Birinci ihtimalde, bu gibi konulan anlayabilecek güce sahip olmayan, ayırma gücünden yoksun erkek çocuklar belirtilmek isteniyor. Ama ikinci ihtimalde, cinsel konularda gücü olmayan, yani baliğ olmayan erkek çocuklar -anlayabilme gücüne sahip olsalar bile- amaçlanmaktadır. İkinci ihtimalde, her şeyi anlayan, buluğ çağına yaklaşmış, ama baliğ olmayan erkek çocuklar istisnaların dışında tutulmaktadır. Fakihlerin fetvaları da ikinci ihtimaldeki tefsire uygundur.

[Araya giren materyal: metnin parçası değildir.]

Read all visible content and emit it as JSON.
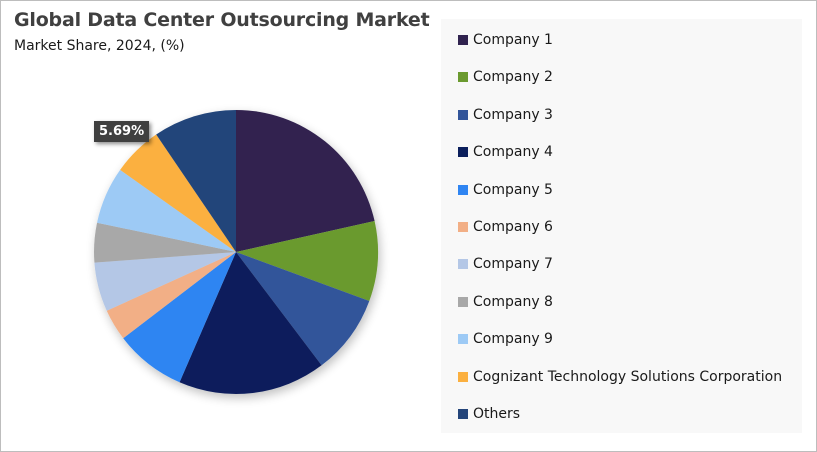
{
  "header": {
    "title": "Global Data Center Outsourcing Market",
    "subtitle": "Market Share, 2024, (%)"
  },
  "highlight_label": "5.69%",
  "legend": {
    "items": [
      {
        "label": "Company 1",
        "color": "#30234f"
      },
      {
        "label": "Company 2",
        "color": "#6b9a2f"
      },
      {
        "label": "Company 3",
        "color": "#32559a"
      },
      {
        "label": "Company 4",
        "color": "#0b1f5c"
      },
      {
        "label": "Company 5",
        "color": "#2f85f2"
      },
      {
        "label": "Company 6",
        "color": "#f2af86"
      },
      {
        "label": "Company 7",
        "color": "#b4c7e6"
      },
      {
        "label": "Company 8",
        "color": "#a8a8a8"
      },
      {
        "label": "Company 9",
        "color": "#9dcaf5"
      },
      {
        "label": "Cognizant Technology Solutions Corporation",
        "color": "#fbb040"
      },
      {
        "label": "Others",
        "color": "#24457a"
      }
    ]
  },
  "chart_data": {
    "type": "pie",
    "title": "Global Data Center Outsourcing Market",
    "subtitle": "Market Share, 2024, (%)",
    "categories": [
      "Company 1",
      "Company 2",
      "Company 3",
      "Company 4",
      "Company 5",
      "Company 6",
      "Company 7",
      "Company 8",
      "Company 9",
      "Cognizant Technology Solutions Corporation",
      "Others"
    ],
    "values": [
      21.5,
      9.1,
      9.1,
      16.8,
      8.1,
      3.6,
      5.6,
      4.5,
      6.5,
      5.69,
      9.5
    ],
    "colors": [
      "#30234f",
      "#6b9a2f",
      "#32559a",
      "#0b1f5c",
      "#2f85f2",
      "#f2af86",
      "#b4c7e6",
      "#a8a8a8",
      "#9dcaf5",
      "#fbb040",
      "#24457a"
    ],
    "annotations": [
      {
        "category": "Cognizant Technology Solutions Corporation",
        "text": "5.69%"
      }
    ],
    "start_angle_deg": 0,
    "direction": "clockwise",
    "legend_position": "right",
    "unit": "%"
  }
}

Ayet-i kerimenin (Nur 31) devamında şöyle buyruluyor: "Kadınlar, gizli ziynetleri bilinsin diye ayaklarını yere vurmasınlar." • Arap kadınları adet olduğu üzere ayaklarına halka (altın veya gümüşten bilezik) takarlardı ve ayaklarında kıymetli halkalar olduğunu bildirmek için de ayaklarını sertçe yere vururlardı. Ayet-i kerime bu hareketi de yasakladı.
Bu emirden, keskin kokular kullanmak ve yüz üzerinde bakışı celbeden süslemeler gibi erkeklerin dikkatini çekmeye neden olan her şeyin yasak olduğu anlaşılabilmektedir.
Genel olarak söylenebilir ki, kadın, toplumsal ilişkilerde namahrem erkeklerin dikkatini çekecek, onları tahrik edecek işlerden kaçınmak zorundadır.
Ayet-i kerimenin son cümlesi ise şöyledir: "Hepiniz Allah'a yönelin, olur ki kurtuluşa erersiniz." Bu, Kur'an-ı Kerim'in adetidir; buyrukların sonunda sürekli olarak halkı Allah'a yöneltmektedir ki O'nun emirlerini yerine getirmede ihmalkarlık, hafiflik göstermesinler.
Nur suresinin 58, 59 ve 60. ayetleri de bu konuyla ilgilidir. Bu ayetlerin tefsirini de aktaracağız.
"Ey inananlar, malınız olan köle ve cariyelerle, sizden olup henüz ergenlik çağına girmemiş çocuklar yanınıza gelirken üç vakitte izin alsınlar sizden: Sabah namazından önce, öğle sıcağında elbisenizi çıkardığınız zaman ve yatsı namazından sonra (ki yatmaya hazırlanıyorsunuz); bu üç zaman, yalnız kalma zamanıdır. Bu zamanlardan başka zamanlarda yanınıza izinsiz girerlerse ne sizin için suç var, ne de onlara, birbirinizi dolaşabilirsiniz. Allah, ayetlerini (delillerini) böyle apaçık bildirmede size ve Allah, her-şeyi bilir, hüküm ve hikmet sahibidir." (Nur 58).
"Ve çocuklarınız ergenlik çağına girince, aynen başkaları gibi, yanınıza gelirken giriş izni almalıdırlar. Allah, ayetlerini (delillerini) böylece açıklamaktadır size ve Allah her şeyi bilir, hüküm ve hikmet sahibidir." (Nur 59).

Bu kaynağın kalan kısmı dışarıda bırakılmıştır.